In the time between January 1 and September 30, 2012, at least 1,545 members of the Afghan security forces were killed. During the same period in 2011, Afghan security forces suffered 1199 fatalities. This constitutes an increase of 28.8 percent, or 346 deaths. Those figures comprise personnel from both the Afghan National Army and the Afghan National Police.
A certain degree of caution is required when dealing with Afghan casualty figures. Different time frames, methodologies, the cherry-picking of information and politicized interpretations all lead to diverging, contradictory or skewed results. Often, there is no way to independently verify any of these figures.
Already, Afghan forces are responsible for the security of 75% of the Afghan population. Despite the increased burden, they have begun to receive less support from the coalition. Also, they do not possess the same level of protective equipment as most coalition forces have. Their greater geographic dispersion and their increased profile vis-a-vis the population, and by extension the insurgency all increase the risk of suffering casualties.
Yet high casualty rates aren’t the only problems the Afghan security forces suffer from. Both the Afghan army and the Police have experienced relatively high attrition rates, which puts an enormous pressure on those forces. They need to lure more recruits into service in order to fill the gap caused by the significant losses in personnel. To put the problem in context: About a third of the total force needs to be replaced every year.

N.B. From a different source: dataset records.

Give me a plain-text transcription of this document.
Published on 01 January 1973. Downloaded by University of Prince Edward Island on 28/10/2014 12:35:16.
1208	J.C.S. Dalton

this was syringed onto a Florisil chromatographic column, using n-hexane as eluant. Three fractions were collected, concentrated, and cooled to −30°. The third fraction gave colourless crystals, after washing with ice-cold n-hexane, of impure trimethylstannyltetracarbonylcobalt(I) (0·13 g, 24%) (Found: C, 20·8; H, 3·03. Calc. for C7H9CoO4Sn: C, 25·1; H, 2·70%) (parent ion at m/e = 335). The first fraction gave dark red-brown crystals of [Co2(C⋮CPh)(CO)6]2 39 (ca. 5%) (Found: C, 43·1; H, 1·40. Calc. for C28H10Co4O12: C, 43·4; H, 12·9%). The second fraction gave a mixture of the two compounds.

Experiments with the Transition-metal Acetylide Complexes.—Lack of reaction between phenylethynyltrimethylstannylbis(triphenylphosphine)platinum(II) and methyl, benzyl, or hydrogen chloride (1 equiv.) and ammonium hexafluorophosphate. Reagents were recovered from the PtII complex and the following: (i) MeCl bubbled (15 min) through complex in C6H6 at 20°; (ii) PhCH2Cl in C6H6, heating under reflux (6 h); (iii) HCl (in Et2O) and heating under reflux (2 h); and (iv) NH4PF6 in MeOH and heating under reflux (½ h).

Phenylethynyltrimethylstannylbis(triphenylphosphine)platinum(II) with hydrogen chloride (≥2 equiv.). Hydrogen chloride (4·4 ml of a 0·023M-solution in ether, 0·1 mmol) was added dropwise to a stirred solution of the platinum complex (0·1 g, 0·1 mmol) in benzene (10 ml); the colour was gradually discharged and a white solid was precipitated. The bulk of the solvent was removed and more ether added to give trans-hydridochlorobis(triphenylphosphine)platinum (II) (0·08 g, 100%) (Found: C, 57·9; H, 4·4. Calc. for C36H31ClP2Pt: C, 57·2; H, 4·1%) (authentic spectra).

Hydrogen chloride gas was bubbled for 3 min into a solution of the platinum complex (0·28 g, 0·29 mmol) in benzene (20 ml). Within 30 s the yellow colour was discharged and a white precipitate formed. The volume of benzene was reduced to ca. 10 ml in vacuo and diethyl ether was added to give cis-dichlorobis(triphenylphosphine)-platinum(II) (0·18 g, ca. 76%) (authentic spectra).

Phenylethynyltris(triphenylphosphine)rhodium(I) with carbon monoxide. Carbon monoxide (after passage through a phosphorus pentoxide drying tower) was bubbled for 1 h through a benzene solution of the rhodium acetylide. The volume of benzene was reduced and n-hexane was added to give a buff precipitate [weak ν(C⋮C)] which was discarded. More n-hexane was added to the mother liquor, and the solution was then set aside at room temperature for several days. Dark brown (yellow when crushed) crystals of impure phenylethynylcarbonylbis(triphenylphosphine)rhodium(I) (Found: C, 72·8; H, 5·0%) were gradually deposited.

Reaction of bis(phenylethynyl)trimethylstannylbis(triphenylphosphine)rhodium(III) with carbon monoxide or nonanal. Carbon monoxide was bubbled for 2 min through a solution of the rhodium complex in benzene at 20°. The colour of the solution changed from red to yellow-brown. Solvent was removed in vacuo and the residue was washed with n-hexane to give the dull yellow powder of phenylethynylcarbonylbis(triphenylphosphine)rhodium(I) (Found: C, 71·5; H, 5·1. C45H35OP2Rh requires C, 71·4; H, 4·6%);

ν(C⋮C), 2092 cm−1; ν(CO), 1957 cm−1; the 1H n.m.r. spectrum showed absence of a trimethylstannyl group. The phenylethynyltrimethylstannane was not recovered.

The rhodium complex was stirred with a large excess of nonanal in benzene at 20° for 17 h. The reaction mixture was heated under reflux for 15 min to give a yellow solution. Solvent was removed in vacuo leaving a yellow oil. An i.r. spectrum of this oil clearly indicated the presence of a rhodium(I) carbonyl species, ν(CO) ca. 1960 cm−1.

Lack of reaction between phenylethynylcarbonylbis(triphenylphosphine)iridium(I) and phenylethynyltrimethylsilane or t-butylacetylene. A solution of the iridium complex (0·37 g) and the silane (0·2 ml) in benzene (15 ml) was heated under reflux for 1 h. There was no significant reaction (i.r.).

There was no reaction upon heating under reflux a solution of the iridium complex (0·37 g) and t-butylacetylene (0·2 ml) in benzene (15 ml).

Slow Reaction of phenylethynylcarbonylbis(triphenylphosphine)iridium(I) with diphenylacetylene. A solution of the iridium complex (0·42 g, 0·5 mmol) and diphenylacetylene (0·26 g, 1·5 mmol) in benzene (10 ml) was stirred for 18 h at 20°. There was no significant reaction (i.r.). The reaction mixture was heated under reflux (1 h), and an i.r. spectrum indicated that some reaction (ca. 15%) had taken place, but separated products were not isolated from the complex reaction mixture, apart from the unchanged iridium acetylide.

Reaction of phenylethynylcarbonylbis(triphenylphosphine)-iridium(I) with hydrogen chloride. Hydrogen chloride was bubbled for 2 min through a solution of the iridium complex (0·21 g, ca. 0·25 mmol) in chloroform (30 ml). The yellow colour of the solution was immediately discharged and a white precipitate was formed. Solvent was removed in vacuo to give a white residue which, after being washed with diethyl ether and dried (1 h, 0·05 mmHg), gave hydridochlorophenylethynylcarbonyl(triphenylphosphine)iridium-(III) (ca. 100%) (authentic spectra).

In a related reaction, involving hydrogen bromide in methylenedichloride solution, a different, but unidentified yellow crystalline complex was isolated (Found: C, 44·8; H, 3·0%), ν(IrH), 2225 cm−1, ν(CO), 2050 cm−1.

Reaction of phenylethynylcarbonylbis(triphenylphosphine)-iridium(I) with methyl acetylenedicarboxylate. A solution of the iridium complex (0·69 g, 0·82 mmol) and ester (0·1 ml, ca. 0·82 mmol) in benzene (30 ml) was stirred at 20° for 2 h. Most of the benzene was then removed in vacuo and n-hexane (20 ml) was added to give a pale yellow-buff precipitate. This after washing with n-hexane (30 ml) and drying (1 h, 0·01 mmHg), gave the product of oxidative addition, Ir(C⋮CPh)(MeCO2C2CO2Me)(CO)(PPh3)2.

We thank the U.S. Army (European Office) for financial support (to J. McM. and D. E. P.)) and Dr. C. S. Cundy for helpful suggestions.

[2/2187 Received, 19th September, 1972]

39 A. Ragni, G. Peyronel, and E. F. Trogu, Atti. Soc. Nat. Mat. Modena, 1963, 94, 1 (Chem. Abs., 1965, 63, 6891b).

The Afghan security forces have experienced unprecedented growth rates over the last few years and now stand at 337,187 personnel according to ISAF. Yet this year alone the Afghan National Army and the Afghan National Police have lost 27 and 15 percent of their personnel respectively. This means that this year alone, about 50,490 ANA troops and 23,550 ANP officers need to be recruited to fill the attrition gap. NATO leaders have already announced plans to reduce Afghan force levels to 230,000 troops after 2014. But a continuous recruitment drive is needed to sustain this new level as well.
What the Afghan forces lose here goes beyond mere numbers and personnel. High attrition rates lead to a qualitative degeneration of the Afghan security forces. Fresh recruits need time to gain experience and develop the skills they need to survive. And with the 2014 deadline approaching fast, time is something neither the coalition nor the Afghans have in abundance.
Other factors compound the strain the transition has put on the Afghan forces. A wave of insider attacks has undermined the trust between the coalition and the Afghan security forces. This hampers cooperation and jeopardizes the international exit strategy, which depends to a great extent on cooperation. And finally, there is the question of readiness. A recent report by the International Crisis Group generated some controversy when its leading author suggested that the Afghan forces were “overwhelmed and underprepared” to assume security responsibility. The report pointed out that the highly factionalized Afghan forces still rely heavily on the coalition for logistics as well as supply and air support. There are already some signs that the Afghan forces may fold if left without support.
In the absence of a political settlement and amid the ongoing deadlock of the conflict, the Afghan security forces are likely to suffer an increasing number of casualties. The drawdown of international troops somewhat eases the pressure on the U.S. and other NATO leaders who preside over the coalition. Now the burden has clearly shifted towards the Afghan forces. Despite assurances of continued support the staying power of the coalition is exhausted. And In the end, it is cheaper to have the Afghans paying the price for the mess.